Despite her desperartely poor childhood, Josephine maintains to this day that Blackburn was a lovely place to grow up in.

“It’s the sort of place you will never forget. I’ve been gone a long time but in my mind and heart and soul I can remember every street and house that used to be there,” said Josephine, who had her first kiss under the clock in the market place.

It’s also where her love of literature was nurtured — at St Anne’s Primary School in Feilden Street — and where she started her story-telling career, amidst the Second World War rubble in Ainsworth Street, where she’d charge her peers a penny to hear the tales. The pennies she earned were for her mum, so she could feed the gas meter.
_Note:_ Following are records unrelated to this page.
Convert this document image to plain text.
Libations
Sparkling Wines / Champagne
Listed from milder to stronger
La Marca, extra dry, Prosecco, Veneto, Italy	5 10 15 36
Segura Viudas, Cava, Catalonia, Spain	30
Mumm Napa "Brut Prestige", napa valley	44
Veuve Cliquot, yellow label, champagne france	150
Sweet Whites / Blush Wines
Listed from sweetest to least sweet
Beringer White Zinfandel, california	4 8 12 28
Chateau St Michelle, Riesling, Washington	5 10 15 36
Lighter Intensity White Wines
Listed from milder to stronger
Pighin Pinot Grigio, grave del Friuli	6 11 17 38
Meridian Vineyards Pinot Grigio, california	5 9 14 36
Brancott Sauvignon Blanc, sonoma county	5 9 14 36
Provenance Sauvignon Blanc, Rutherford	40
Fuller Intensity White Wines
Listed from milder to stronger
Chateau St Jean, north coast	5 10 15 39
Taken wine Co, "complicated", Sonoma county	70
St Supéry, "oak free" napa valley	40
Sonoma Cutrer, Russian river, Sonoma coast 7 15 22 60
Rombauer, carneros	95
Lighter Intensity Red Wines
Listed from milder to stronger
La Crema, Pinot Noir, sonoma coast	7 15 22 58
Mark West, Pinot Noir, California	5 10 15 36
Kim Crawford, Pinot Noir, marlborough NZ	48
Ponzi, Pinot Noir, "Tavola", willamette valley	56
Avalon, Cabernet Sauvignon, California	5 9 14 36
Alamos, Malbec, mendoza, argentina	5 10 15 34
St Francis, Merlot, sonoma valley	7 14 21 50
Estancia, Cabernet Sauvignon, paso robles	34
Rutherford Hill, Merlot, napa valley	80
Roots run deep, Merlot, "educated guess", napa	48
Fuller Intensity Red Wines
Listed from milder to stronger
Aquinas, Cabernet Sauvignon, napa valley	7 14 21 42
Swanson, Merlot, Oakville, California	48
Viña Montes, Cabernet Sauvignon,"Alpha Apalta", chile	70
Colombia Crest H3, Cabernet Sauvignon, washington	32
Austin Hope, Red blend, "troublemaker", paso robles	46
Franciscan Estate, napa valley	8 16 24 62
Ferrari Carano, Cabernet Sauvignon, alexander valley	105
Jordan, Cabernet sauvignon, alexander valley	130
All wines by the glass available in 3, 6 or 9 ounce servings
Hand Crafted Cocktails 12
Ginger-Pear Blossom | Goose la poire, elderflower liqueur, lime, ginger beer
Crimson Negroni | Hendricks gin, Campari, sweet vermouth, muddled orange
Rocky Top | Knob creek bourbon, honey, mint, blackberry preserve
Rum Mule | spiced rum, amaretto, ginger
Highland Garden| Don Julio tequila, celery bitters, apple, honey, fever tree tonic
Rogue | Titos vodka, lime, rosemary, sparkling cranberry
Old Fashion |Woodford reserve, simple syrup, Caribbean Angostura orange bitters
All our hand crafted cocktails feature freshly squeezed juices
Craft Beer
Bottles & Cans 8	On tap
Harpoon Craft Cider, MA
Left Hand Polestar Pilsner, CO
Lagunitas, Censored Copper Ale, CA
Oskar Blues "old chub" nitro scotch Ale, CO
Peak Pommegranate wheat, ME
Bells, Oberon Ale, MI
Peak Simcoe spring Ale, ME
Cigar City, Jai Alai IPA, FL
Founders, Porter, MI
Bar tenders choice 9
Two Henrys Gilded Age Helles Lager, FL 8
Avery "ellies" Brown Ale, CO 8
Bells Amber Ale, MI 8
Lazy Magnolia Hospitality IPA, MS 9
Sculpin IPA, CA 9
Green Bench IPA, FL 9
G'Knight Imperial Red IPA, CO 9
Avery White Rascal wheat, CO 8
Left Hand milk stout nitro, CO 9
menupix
Josephine would also earn money by collecting old paper, spending her earnings on hiring a bike at a shop on the corner of Craig Street and riding it to her grandparents in Accrington.

When she was 14, her parents split up and she moved with her mother to live with her aunt in Dunstable, Bedfordshire. She was devastated, she recalls.

"Mum was eight months pregnant with my younger brother when she left, she had just enough money for the coach journey and we only had three weeks at my aunt's until we had to move into lodgings."

At 16, Josephine married Ken, until his death from cancer in 2002.

With so much personal drama to draw on, it's understandable that she hates her books being labelled “romantic fiction”.

"Whenever I write a book it's always rooted in my experiences. The Broken Man was prompted by someone we knew as children, who we always knew as an uncle although he was just a friend of the family. He was a really bad man.

"I think he was a paedophile but at the time he just frightened me.”.

After she married and had her two sons, Josephine trained and then worked as a teacher. Her first book, Her Father's Sins, was published when she was 40 and had to be reprinted 15 times in as many weeks.

When Ken's haulage business fell victim to the recession in the 1970s and their house was repossessed, Josephine penned a series of psychological thrillers under the pseudonym of Jane Brindle. They are sold as ebooks now.

These days, when Cox gives writing classes, she tells her pupils: "You must write from the heart. You must feel the emotions that the characters feel, good, bad or dangerous. And don't fabricate — dip into the real life you know."

It's worked for her...

The Broken Man by Josephine Cox is published by HarperCollins, priced £14.99. Available now.